With Groupon once again in the headlines over questionable accounting, some investors may be hunting a daily-deal investment that doesn’t offer the periodic jolts. Constant Contact hasn’t gotten as much press as Groupon competitors like LivingSocial, but it may be getting new attention, with Groupon shares off 27 percent so far this year. In a blog post, Barry Randall, founder of Crabtree Asset Management, called Groupon and Constant Contact a “pair trade,” a reference to the investing strategy of shorting one company and going long on another in the same sector. (Short interest in Groupon shares is about 60 percent higher than shorting of other Internet companies, as of March 15, according to Bloomberg data.)

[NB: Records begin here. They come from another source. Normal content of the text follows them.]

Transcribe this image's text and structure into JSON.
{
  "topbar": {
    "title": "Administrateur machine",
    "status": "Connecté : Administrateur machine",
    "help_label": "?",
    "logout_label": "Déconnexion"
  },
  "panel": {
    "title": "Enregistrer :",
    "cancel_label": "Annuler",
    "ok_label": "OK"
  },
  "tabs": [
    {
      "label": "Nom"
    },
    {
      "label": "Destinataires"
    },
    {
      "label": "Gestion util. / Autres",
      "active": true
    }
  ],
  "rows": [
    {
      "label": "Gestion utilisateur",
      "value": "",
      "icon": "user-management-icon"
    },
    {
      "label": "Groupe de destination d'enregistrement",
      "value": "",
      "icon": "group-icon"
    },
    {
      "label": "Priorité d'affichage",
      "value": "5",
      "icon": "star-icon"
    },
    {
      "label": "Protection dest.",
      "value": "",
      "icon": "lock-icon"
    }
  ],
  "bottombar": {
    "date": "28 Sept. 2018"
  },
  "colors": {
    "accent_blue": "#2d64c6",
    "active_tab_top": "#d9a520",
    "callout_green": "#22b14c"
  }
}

If you think you don’t know Constant Contact, think again. The Waltham (Mass.)-based company manages some of the e-mail lists sending newsletters and updates to your in-box on behalf of a local business, nonprofit, or neighborhood association. Constant Contact’s core business of running the back end for these group e-mails, from tracking who opens the PTA newsletter to letting people unsubscribe, made up 88 percent of the company’s $214 million in revenue in 2011. That produces a recurring monthly revenue stream from its 500,000 customers, more than two-thirds of which have fewer than 10 employees. The average Constant Contact client spends $38.22 per customer per month.
The company has been seeking ways to exploit its presence in so many local organizations to move beyond e-mail lists. It’s added new ways for businesses to manage invitations and RSVPs for events and to survey their customers. A year ago it bought BantamLive, which it used to launch a new effort in January to help small businesses run social marketing campaigns on Facebook. After that announcement, investors sent the share price up more than 16 percent, the most since its initial public offering in 2007. The stock has gained 29 percent, to just under $30, this year.
Earlier this year, Constant Contact bought MobManager, which helps businesses handle the back-end administration of daily deals. That let Constant Contact start SaveLocal, its push into the coupon market. “If Groupon is quantity, SaveLocal is quality,” Chief Executive Officer Gail Goodman said at an investor conference on March 5. She said Groupon’s main value to local businesses is access to the daily-deal company’s large e-mail lists, but that Groupon’s list doesn’t necessarily create customer loyalty. SaveLocal’s offering lets small businesses offer deals to their own customer base—via Constant Contact’s e-mail system—and then encourage those customers to share the deals with friends. It also lets the businesses set their own discount for the coupons instead of being forced into the 50 percent deals that are standard on Groupon.
Constant Contact is also looking to build out a mobile platform for businesses. In January, it paid $5.8 million to acquire CardStar, which will eventually let Constant Contact show consumers nearby deals on their mobile phones. Groupon already has those types of apps, but then again, it may also have regulators breathing down its neck.